Un cambio al vertice senza voto

Il Regno Unito si prepara a cambiare inquilino a Downing Street. Andy Burnham è stato proclamato nuovo leader del Partito laburista e da lunedì diventerà primo ministro, subentrando a Keir Starmer. La successione è avvenuta senza competizione interna: in assenza di candidati rivali, Burnham è stato designato per acclamazione, con il sostegno del gruppo parlamentare laburista e dei sindacati affiliati, senza passare per il voto degli iscritti.

Chi è Andy Burnham

Cinquantasei anni, deputato, Burnham è un volto noto della politica britannica. In passato ha ricoperto incarichi ministeriali, ma la sua notorietà più recente è legata al ruolo di sindaco di Manchester, che ne ha fatto una delle figure di primo piano del governo locale nel Paese. La sua ascesa alla guida del partito segna così il ritorno al centro della scena nazionale di un politico che si era costruito una solida reputazione sul territorio.

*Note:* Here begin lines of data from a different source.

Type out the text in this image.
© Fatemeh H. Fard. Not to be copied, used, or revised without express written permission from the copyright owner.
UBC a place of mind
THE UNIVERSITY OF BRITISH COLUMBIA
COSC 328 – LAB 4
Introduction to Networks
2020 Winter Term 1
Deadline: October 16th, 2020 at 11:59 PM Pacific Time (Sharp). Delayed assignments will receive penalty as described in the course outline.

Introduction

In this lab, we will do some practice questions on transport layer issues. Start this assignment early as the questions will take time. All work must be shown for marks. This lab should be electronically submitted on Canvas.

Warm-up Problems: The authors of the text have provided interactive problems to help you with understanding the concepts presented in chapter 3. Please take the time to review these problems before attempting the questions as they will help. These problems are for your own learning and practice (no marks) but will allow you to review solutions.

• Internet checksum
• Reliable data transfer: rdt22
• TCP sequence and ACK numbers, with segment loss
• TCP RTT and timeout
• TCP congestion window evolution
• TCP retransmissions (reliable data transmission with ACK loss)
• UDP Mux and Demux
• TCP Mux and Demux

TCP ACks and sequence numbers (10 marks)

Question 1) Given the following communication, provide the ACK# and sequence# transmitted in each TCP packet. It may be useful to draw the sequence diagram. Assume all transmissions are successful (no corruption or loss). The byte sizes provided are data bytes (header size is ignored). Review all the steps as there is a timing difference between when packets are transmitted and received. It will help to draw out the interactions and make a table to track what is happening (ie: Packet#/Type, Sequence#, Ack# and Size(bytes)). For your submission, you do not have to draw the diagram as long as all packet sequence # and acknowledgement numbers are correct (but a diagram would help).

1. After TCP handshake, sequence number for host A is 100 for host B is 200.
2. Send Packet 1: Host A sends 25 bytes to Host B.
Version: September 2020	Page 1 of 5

L'uscita di scena di Starmer

Il passaggio di consegne arriva dopo le dimissioni di Keir Starmer, annunciate a giugno. Il premier uscente, 63 anni, lascerà ufficialmente l'incarico lunedì, quando si terrà il tradizionale passaggio a Downing Street. Con l'assenza di una lunga corsa interna alla leadership, il Labour ha potuto gestire la transizione in tempi rapidi, presentandosi come una forza compatta in un momento di cambiamento.

Cosa aspettarsi

Per Burnham si apre ora la fase più impegnativa: passare dalla guida di una grande area metropolitana al governo dell'intero Paese. Sul tavolo restano le sfide economiche e sociali che attendono il Regno Unito, insieme al peso degli impegni internazionali. Il nuovo capo del governo dovrà dimostrare in fretta di saper tenere insieme il partito e rispondere alle aspettative degli elettori, in un contesto politico che resta complesso.